Affaire el khabar, Grine prépare-t-il un coup de force ?



Il est désormais à craindre que la démarche des pouvoirs publics visant à torpiller le rachat d’actions du groupe de presse El Khabar ne soit une cabale politique aux relents nauséeux.

Dans cette affaire, le maître de l’ouvrage est une faction du pouvoir occulte qui profite d’une situation de fait créée par l’invalidité chronique du président de la République pour imposer l’arbitraire en modalité de gouvernance dans le pays. Le maître d’œuvre, c’est le ministère de la Communication chargé de trouver un habillage juridique à la forfaiture en s’appuyant sur une lecture à l’envers du droit. Car la façon de s’y prendre de Hamid Grine témoigne, à l’évidence, d’une totale méconnaissance du dossier par ses services.

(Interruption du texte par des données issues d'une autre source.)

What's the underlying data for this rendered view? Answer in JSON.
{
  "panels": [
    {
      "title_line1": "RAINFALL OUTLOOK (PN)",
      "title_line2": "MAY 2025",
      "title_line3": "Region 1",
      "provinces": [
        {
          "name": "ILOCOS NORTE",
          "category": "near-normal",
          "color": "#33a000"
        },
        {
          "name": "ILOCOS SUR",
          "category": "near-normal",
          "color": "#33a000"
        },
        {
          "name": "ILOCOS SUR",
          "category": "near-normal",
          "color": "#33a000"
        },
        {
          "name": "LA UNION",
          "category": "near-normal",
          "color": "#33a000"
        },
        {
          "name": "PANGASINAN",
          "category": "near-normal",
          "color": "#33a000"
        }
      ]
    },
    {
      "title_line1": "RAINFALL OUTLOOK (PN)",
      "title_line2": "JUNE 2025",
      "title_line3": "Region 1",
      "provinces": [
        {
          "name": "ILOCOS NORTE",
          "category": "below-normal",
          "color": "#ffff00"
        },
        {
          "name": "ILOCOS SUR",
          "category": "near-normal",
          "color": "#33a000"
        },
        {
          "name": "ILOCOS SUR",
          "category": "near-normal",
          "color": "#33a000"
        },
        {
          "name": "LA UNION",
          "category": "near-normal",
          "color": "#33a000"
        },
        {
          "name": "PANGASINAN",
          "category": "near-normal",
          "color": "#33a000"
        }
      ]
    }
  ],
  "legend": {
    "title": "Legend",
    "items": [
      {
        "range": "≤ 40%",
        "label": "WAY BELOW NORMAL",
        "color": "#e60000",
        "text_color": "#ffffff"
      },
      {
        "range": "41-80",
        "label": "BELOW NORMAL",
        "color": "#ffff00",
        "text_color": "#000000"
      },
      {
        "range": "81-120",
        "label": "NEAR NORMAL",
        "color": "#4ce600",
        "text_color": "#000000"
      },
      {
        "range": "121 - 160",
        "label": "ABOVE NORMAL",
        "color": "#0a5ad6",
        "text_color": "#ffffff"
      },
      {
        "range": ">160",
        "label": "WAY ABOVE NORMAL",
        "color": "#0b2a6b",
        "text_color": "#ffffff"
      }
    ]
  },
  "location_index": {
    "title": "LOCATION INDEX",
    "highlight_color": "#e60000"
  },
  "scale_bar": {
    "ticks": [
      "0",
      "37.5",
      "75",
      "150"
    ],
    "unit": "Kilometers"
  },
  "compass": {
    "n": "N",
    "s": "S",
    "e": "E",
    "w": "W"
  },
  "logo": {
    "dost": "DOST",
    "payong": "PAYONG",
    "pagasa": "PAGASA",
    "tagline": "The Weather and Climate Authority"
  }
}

Ce qui explique, sans doute, le tâtonnement et le bricolage qui ont émaillé sa démarche depuis le début de l’affaire. Ayant fait fausse route en saisissant en référé le tribunal, qui plus est avec un avocat sous le coup d’une suspension disciplinaire, la partie plaignante, confrontée aux arguments contenus dans le mémoire de la partie défenderesse, s’est retrouvée dans l’obligation de demander au juge arbitre des prolongations. C’est la loi.

D’où le renvoi du jugement au 25 mai. Mais l’avocat du ministère de la Communication, dans un entretien jeudi à TSA, a tenu des propos qui laissent craindre un coup de force avec une possible fermeture d’El Khabar (le journal) et KBC. Selon Me Brahim Benhadid, “en l’absence de l’Autorité de régulation de la presse écrite, c’est le ministère de la Communication qui la remplace”. Et pourquoi donc, c’est le ministère qui la remplacerait ? Selon son “Ijtihad”, “cette Autorité tire son pouvoir des pouvoirs de l’État. Si elle n’existe pas, l’État exercera ses prérogatives. Le pouvoir de l’État englobe les pouvoirs de toutes les institutions exécutives et nationales”. Avec de tels propos, nous sommes désormais bien édifiés. D’abord, quant au manque d’empressement de l’État à mettre en place cette Autorité de régulation qui l’aurait privé d’avoir une mainmise sur la presse. C’est un choix politique délibéré et les choses en resteront là tant que la succession n’est pas tranchée. Car c’est l’un des enjeux qui sous-tendent cette affaire d’El Khabar. Ensuite, les intentions du maître d’ouvrage. Mais les avocats de la défense mettent en garde contre un “abus de pouvoir”.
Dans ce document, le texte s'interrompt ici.